El mayor peligro de la Iglesia es siempre su poder y mi mayor peligro es creer que tengo derecho a algo

Jesús envía a los suyos a la misión sin nada que les dé seguridad:

“Les encargó que llevaran para el camino un bastón y nada más, pero ni pan, ni alforja, ni dinero suelto en la faja; que llevasen sandalias, pero no una túnica de repuesto”.

Les dice que vayan sin muchas cosas, como Él. Sin túnica de repuesto, sin demasiadas previsiones. Abiertos a recibir, vacíos para llenarse de lo que otros les den. Pobres. Libres. Alegres. Como Jesús.

Me gusta pensar que Jesús me manda a la misión sin nada. Sólo con la fuerza de su Espíritu. Al mismo tiempo me sobrecoge.

Me cuesta ir sin seguros, sin medios humanos que me den protección.

A menudo me veo tan desprovisto de capacidades en medio de este mundo tan competitivo… Me veo frágil, indefenso, inculto, inmaduro. Y pienso que me faltan tantas cosas para poder cambiar el mundo. Ese mundo que sé que puede ser mucho mejor.

¿Qué puedo hacer yo para cambiar algo?

Al escuchar estas palabras de Jesús algo de paz llega a mi alma. Jesús sólo quiere que vaya donde Él me pide. No me exige llevar dos capas, ni dinero, ni medios humanos.

A menudo creo que el poder de la Iglesia es material. Son sus obras y posesiones las que cuentan. Son las capacidades intelectuales de los que defienden la fe las que tienen peso. Su fuerza y su entrega. El dinero y la influencia.

Se me olvida que la Iglesia nace en lo alto de un madero. Pende entre el cielo y la tierra de una cruz bendita.

No nace en el éxito de una batalla ni en la conquista de una meta inalcanzable. Nace del costado abierto de Jesús, de la sangre y del agua. Nace de un Jesús pobre, desprovisto de todo, vacío, impotente.

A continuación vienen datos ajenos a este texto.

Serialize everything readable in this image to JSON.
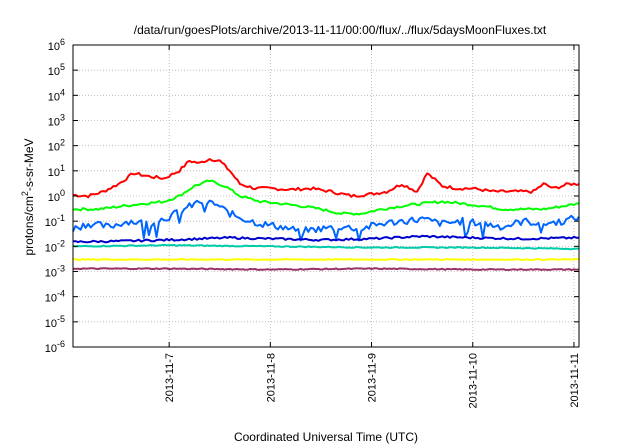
{
  "chart_data": {
    "type": "line",
    "title": "/data/run/goesPlots/archive/2013-11-11/00:00/flux/../flux/5daysMoonFluxes.txt",
    "xlabel": "Coordinated Universal Time (UTC)",
    "ylabel": {
      "base": "protons/cm",
      "sup": "2",
      "rest": "-s-sr-MeV"
    },
    "y_scale": "log",
    "ylim_exp": [
      -6,
      6
    ],
    "xlim_days": [
      6.05,
      11.05
    ],
    "grid": true,
    "legend": "none",
    "x_ticks": [
      {
        "pos": 7,
        "label": "2013-11-7"
      },
      {
        "pos": 8,
        "label": "2013-11-8"
      },
      {
        "pos": 9,
        "label": "2013-11-9"
      },
      {
        "pos": 10,
        "label": "2013-11-10"
      },
      {
        "pos": 11,
        "label": "2013-11-11"
      }
    ],
    "y_ticks": [
      {
        "exp": 6,
        "label": "10",
        "sup": "6"
      },
      {
        "exp": 5,
        "label": "10",
        "sup": "5"
      },
      {
        "exp": 4,
        "label": "10",
        "sup": "4"
      },
      {
        "exp": 3,
        "label": "10",
        "sup": "3"
      },
      {
        "exp": 2,
        "label": "10",
        "sup": "2"
      },
      {
        "exp": 1,
        "label": "10",
        "sup": "1"
      },
      {
        "exp": 0,
        "label": "10",
        "sup": "0"
      },
      {
        "exp": -1,
        "label": "10",
        "sup": "-1"
      },
      {
        "exp": -2,
        "label": "10",
        "sup": "-2"
      },
      {
        "exp": -3,
        "label": "10",
        "sup": "-3"
      },
      {
        "exp": -4,
        "label": "10",
        "sup": "-4"
      },
      {
        "exp": -5,
        "label": "10",
        "sup": "-5"
      },
      {
        "exp": -6,
        "label": "10",
        "sup": "-6"
      }
    ],
    "series": [
      {
        "color": "#ff0000",
        "x": [
          6.05,
          6.2,
          6.35,
          6.5,
          6.65,
          6.8,
          6.95,
          7.1,
          7.2,
          7.3,
          7.4,
          7.5,
          7.6,
          7.7,
          7.85,
          8.0,
          8.2,
          8.4,
          8.6,
          8.8,
          9.0,
          9.15,
          9.3,
          9.45,
          9.55,
          9.7,
          9.85,
          10.0,
          10.2,
          10.4,
          10.6,
          10.7,
          10.8,
          10.95,
          11.05
        ],
        "y": [
          1.1,
          1.0,
          1.5,
          3,
          8,
          6,
          5,
          10,
          25,
          20,
          30,
          25,
          10,
          3,
          2.0,
          2.0,
          1.8,
          2.0,
          1.5,
          1.0,
          1.2,
          1.5,
          3,
          1.5,
          8,
          2.5,
          2.0,
          2.0,
          1.5,
          1.5,
          1.5,
          3,
          2.0,
          3.0,
          3.0
        ]
      },
      {
        "color": "#00ff00",
        "x": [
          6.05,
          6.3,
          6.55,
          6.75,
          6.95,
          7.1,
          7.25,
          7.4,
          7.55,
          7.7,
          7.9,
          8.1,
          8.3,
          8.5,
          8.7,
          8.9,
          9.1,
          9.3,
          9.5,
          9.7,
          9.9,
          10.1,
          10.3,
          10.5,
          10.7,
          10.9,
          11.05
        ],
        "y": [
          0.3,
          0.3,
          0.4,
          0.5,
          0.6,
          1.0,
          2.5,
          4,
          2.5,
          1.0,
          0.6,
          0.5,
          0.4,
          0.3,
          0.2,
          0.2,
          0.3,
          0.4,
          0.5,
          0.6,
          0.5,
          0.4,
          0.3,
          0.3,
          0.3,
          0.4,
          0.5
        ]
      },
      {
        "color": "#0066ff",
        "x": [
          6.05,
          6.2,
          6.4,
          6.6,
          6.8,
          7.0,
          7.15,
          7.3,
          7.45,
          7.6,
          7.75,
          7.9,
          8.1,
          8.3,
          8.5,
          8.7,
          8.9,
          9.1,
          9.3,
          9.5,
          9.7,
          9.9,
          10.1,
          10.3,
          10.5,
          10.7,
          10.9,
          11.05
        ],
        "y": [
          0.05,
          0.08,
          0.06,
          0.1,
          0.08,
          0.15,
          0.3,
          0.6,
          0.5,
          0.2,
          0.12,
          0.08,
          0.06,
          0.04,
          0.05,
          0.06,
          0.05,
          0.08,
          0.1,
          0.12,
          0.08,
          0.1,
          0.08,
          0.06,
          0.1,
          0.08,
          0.1,
          0.15
        ]
      },
      {
        "color": "#0000cc",
        "x": [
          6.05,
          6.5,
          7.0,
          7.3,
          7.6,
          8.0,
          8.5,
          9.0,
          9.5,
          10.0,
          10.5,
          11.05
        ],
        "y": [
          0.015,
          0.016,
          0.018,
          0.02,
          0.022,
          0.02,
          0.018,
          0.02,
          0.025,
          0.022,
          0.02,
          0.022
        ]
      },
      {
        "color": "#00ccaa",
        "x": [
          6.05,
          7.0,
          8.0,
          9.0,
          10.0,
          11.05
        ],
        "y": [
          0.01,
          0.011,
          0.01,
          0.009,
          0.009,
          0.008
        ]
      },
      {
        "color": "#ffff00",
        "x": [
          6.05,
          7.0,
          8.0,
          9.0,
          10.0,
          11.05
        ],
        "y": [
          0.003,
          0.003,
          0.003,
          0.003,
          0.003,
          0.003
        ]
      },
      {
        "color": "#993366",
        "x": [
          6.05,
          7.0,
          8.0,
          9.0,
          10.0,
          11.05
        ],
        "y": [
          0.0013,
          0.0013,
          0.0012,
          0.0013,
          0.0012,
          0.0012
        ]
      }
    ]
  }
}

Me conmueve pensar que Jesús manda a los discípulos por los caminos sin nada. Para que aprendan a confiar en Él. Para que no corran el peligro de refugiarse en su poder. Para que no tengan tentaciones muy humanas.

Sé que el mayor peligro de la Iglesia es siempre su poder. Y mi mayor peligro es creer que tengo derecho a algo. Es pensar que soy yo con mis dones y talentos el que consigue que el reino de Cristo se haga presente en la tierra. Es caer en la tentación del prestigio y el reconocimiento.

Me da miedo esa tentación mía de querer buscar las seguridades humanas. Pero sé al mismo tiempo que me da mucho miedo ir sin nada por la vida. Sin seguros, sin posesiones.

Esa forma de vivir supone confiar plenamente en el poder de Dios. Y no está hecho mi corazón para la confianza.

Desconfío de ese Dios que aparentemente se esconde debajo de la rutina. Que parece no estar allí donde aparentemente no hay nada. Pero está de verdad esperándome.

Siento que Jesús me pide que rompa hoy las amarras y confíe. Que me deje llevar lejos de mis seguridades por sus manos llagadas. Esa confianza es la que me capacita para la misión. Aunque no tenga nada sobre lo que apoyarme. Salvo el entusiasmo por haber sido enviado.

Dice el padre José Kentenich:

“Lo que dice san Pablo sobre su misión de apóstol deberíamos poder decirlo también de nuestra misión de cristianos y sacerdotes. Los primeros cristianos estaban tan entusiasmados por su misión y convencidos de ella que, a pesar de su escaso número, se animaban a decir: – Somos el alma del mundo. Lamentablemente la cristiandad actual ha perdido en gran medida esta victoriosa fe en la misión. De ahí que haya tanto cansancio, tristeza, parálisis[1].

¿Soy yo el alma del mundo? ¿Estoy cambiando el mundo?

No se cambia el mundo a base de decretos. De golpes de efecto. El poder que da el mundo no puede cambiar el mundo. Es imposible.

El que tiene el poder quiere retenerlo. Y necesita que el mundo no cambie. El que ha llegado a la cima del reconocimiento sólo puede empezar a caer.

Para evitarlo tendrá que sujetarse con todas sus fuerzas para no perder la vida. Tendrá incluso que renunciar a sus principios, transar, llegar a acuerdos y alianzas para no perder.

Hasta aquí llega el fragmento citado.